ArmourLite Professional AL46 Watch

posted on March 4, 2015

Typically perceived more as stylish accessories to one's ensemble these days, watches are rarely thought of as tools any more—a convenient means of keeping track of time while practicing a trade or being on the go. Of course, that's not to say they don't have their place in the realm of fashion. After all, it could be argued that "Miami Vice" Detective James "Sonny" Crockett's Rolex was just as much an instrumental tool in his undercover dealings with drug dealers as his Armani and Versace sport coats, and Bren Ten pistol.

The addition of a double-locking security buckle ensures the AL46 won't inadvertently leave your wrist.

Fortunately, for those of us who still rely on a watch as a vital tool, the ArmourLite Professional AL46 is just one example of how rock-solid construction, durability and the inherent accuracy of Swiss quartz movement can be blended to offer a tactically oriented timepiece. The AL46 is specially designed to meet the demanding needs, and function in the dynamic environments of, law enforcement and military personnel, first responders and civilians who frequently answer the call of the wild in their spare time.To accomplish this, the company challenged a specialty glass manufacturer to adapt shatterproof-glass technology to watch crystals. After significant research, it succeeded in a product that was not only shatterproof, but also scratch-resistant and more durable than traditional crystals. So much so, according to ArmourLite distributor Jack Roman of Tuff-Writer Tactical Pens and Watches, the company claims its products are capable of functioning even after being run over by a 22-ton truck.

Glass strength is rated in Vickers (a scale that measures the hardness of a material). Whereas most watches have a rating of 700 Vickers, the glass used in ArmourLite watches has been rated to a hardness of 6,000 Vickers. But there's a lot more to this watch.

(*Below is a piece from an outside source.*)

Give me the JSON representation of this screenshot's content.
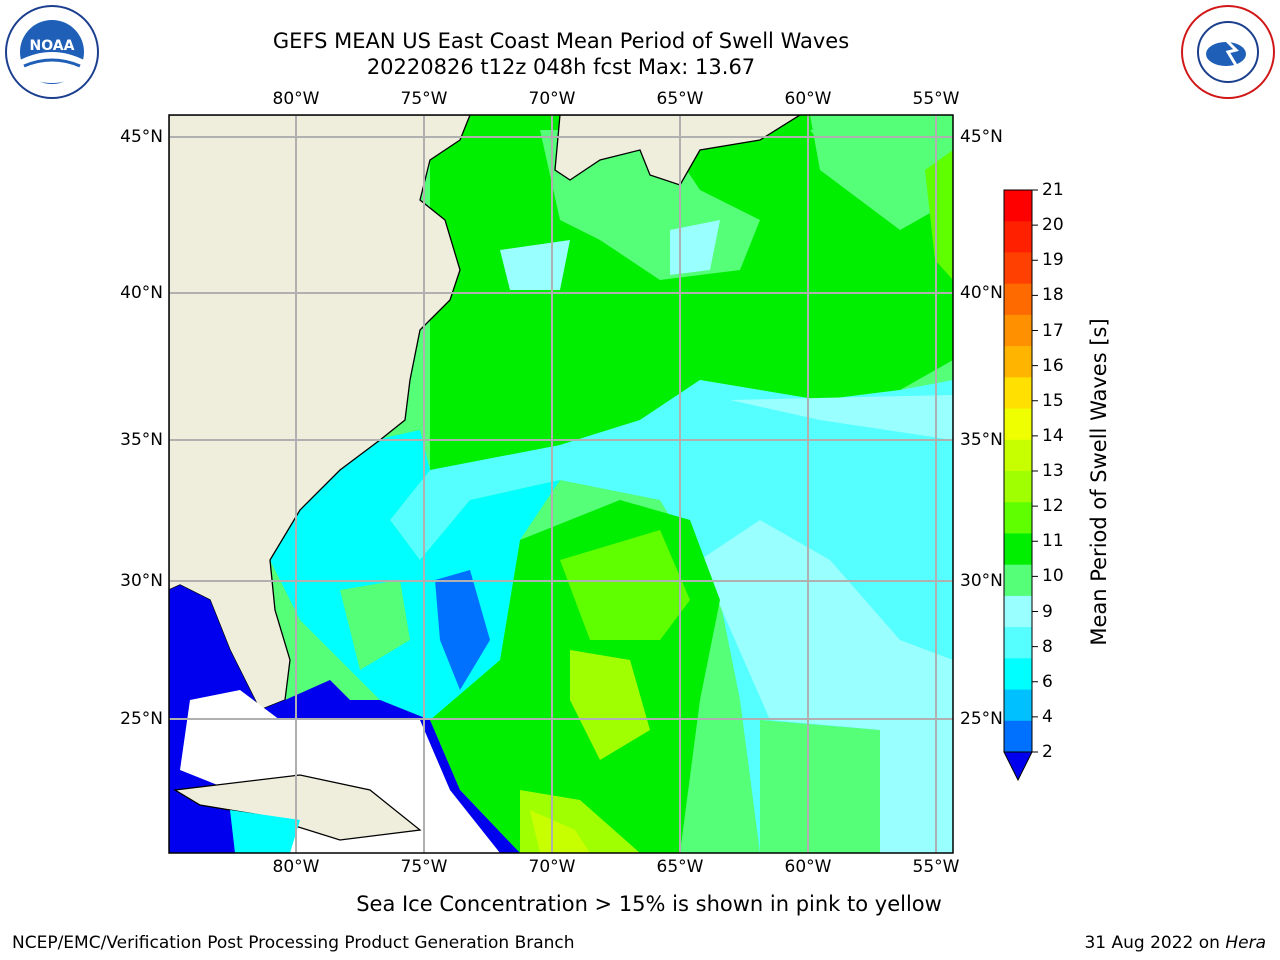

Its PVD black case consists of a double-tempered 316L stainless-steel case with a custom rubber retaining ring sandwiched between case and crystal, which acts as a buffer zone to ensure dependable shock resistance and water-resistance to a depth of 100 meters. At first glance, it's an eye-catching watch with a no-nonsense face and a demeanor of practicality. As with the rest of the AL46, the face is also black, but it offers more than a continuity of color in the form of high-contrast, easy-to-read white hour/minute hands and 12- and 24-hour indicators. The same color scheme extends to the watch's thick, unidirectional rotating bezel. (More than likely a byproduct of its impact-resistant and shatterproof design, it is set deep into the case.) A red second hand adds a touch of variety, color and character, which is enhanced by white day/date displays.

Tritium markers enable visibility in a variety of lighting conditions, including total darkness.

But, that's not all the AL46 has to offer with regard to color. To enhance its ease of use in a variety of light conditions, small tubes inside the watch are filled with tritium—a radioactive isotope that glows for many years—which enables you to easily tell time in low light and even total darkness thanks to orange and green tritium markers. Besides amping up the AL46's cool-factor, you'll soon wonder why all watches don't have such a handy feature.

AL46 is offered with a choice of straps, which include two different styles of rubber, leather and the standard 22 mm-wide PVD-coated stainless steel bracelet. The latter features a double-locking deployment buckle with microadjustment for added retention.

My time with the AL46 was completely hassle-free. The watch proved to be as dependable as its bomb shelter-like construction. Nonetheless, you can't help but admire a manufacturer that has an unflinching faith in its product to include the words: "two-year no-nonsense manufacturer warranty."

Whether you're a service member, a police officer, an extreme outdoorsman looking for a timepiece tough enough to take whatever mother-nature can dish out or a gunwriter in need of a watch built to shrug off the chronic concussion of magnum recoil and dings from hot flying brass, the ArmourLite is everything short of bulletproof while being a leadslinger's idea of a true fashion statement.